Especialistas em ética, no entanto, optaram por uma abordagem diferente: mesmo as pessoas famosas “devem gozar de algum direito à privacidade”, declarou Richard Wald, professor da Faculdade de Jornalismo da Universidade de Columbia e ex-presidente da NBC News. “Se o produto do hacker tivesse revelado um grande malefício, você diria ‘ainda bem que publicaram’. Mas em se tratando de uma coisa apenas trivial, fere a noção de civilidade.”
Ações criminais contra hackers
O Washington Post noticiou a matéria, mas dispensou a prática habitual de criar um link para o artigo original e não republicou as fotos. De acordo com o editor-executivo do diário, Martin Baron, embora o material seja válido como notícia, “não vejo motivo para divulgar as fotos. Isso é coisa particular da família Bush. Não há qualquer tipo de implicação pública”. Baron estabeleceu uma diferença entre publicar documentos importantes coletados sem autorização – tais como os Papéis do Pentágono e os telegramas diplomáticos vazados pelo WikiLeaks – e material particular coletado de uma fonte privada. O primeiro revela o comportamento de ações do governo, disse ele, enquanto o último não o faz.

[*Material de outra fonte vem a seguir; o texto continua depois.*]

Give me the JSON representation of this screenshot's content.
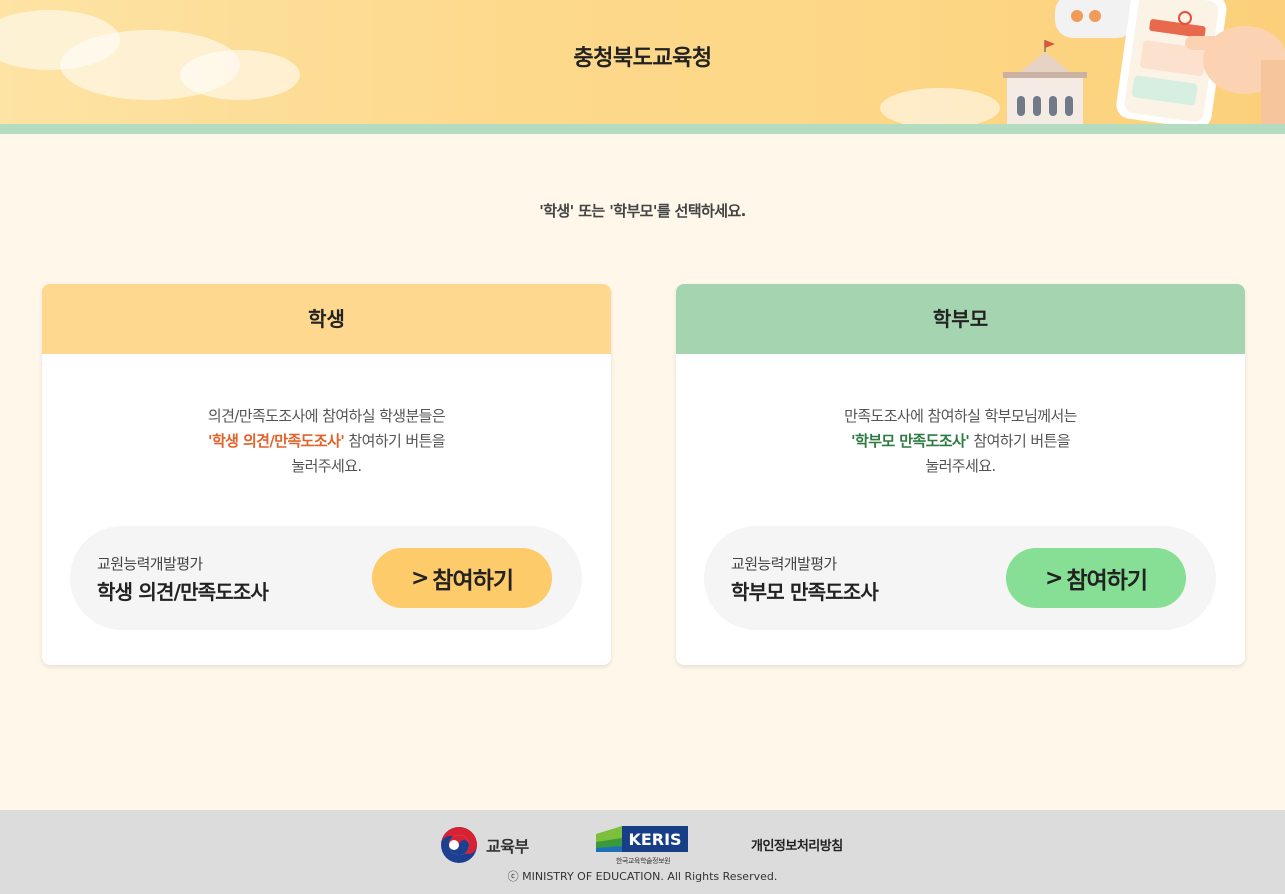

O New York Times pareceu ignorar a matéria por completo por boa parte da sexta-feira. A única menção foi feita num blog de arte no final do dia, abordando os talentos de George W. Bush como pintor.
A ética é uma questão complicada em uma época em que virtualmente qualquer indivíduo pode publicar ou transmitir qualquer informação, diz Stephen Ward, diretor do Centro pela Ética no Jornalismo, da Universidade de Wisconsin, em Madison. “Eu já disse que a ética da mídia já não é somente para a mídia”, afirma. “É para todos.”
Em dezembro, um indivíduo anônimo conseguiu obter e divulgar o gabarito das provas finais de milhares de estudantes de ensino médio no condado de Fairfax. O documento, de 2.100 páginas, apareceu no fórum online Fairfax Underground, que também publicou os nomes de estudantes acusados de produzirem vídeos deles próprios fazendo sexo com várias garotas. O site retirou o documento com o resultado das provas depois que autoridades do colégio de Fairfax obtiveram um mandado.
O Smoking Gun é um site de notícias muito mais consolidado e respeitado do que o Fairfax Underground. Embora muito conhecido por publicar fotos bobas de celebridades detidas, também faz um trabalho investigativo considerável. Usa fontes do governo e legais, tais como documentos oficiais de tribunais e pedidos à Lei da Liberdade de Informação, para obter material exclusivo sobre trâmites criminais e cíveis. Além da matéria sobre a família Bush, na semana passada o site divulgou documentos judiciais de ações criminais tomadas contra hackers acusados de se intrometer nas contas de correio eletrônico de pessoas como Mila Kunis, Miley Cyrus, Scarlett Johansson e Sarah Palin.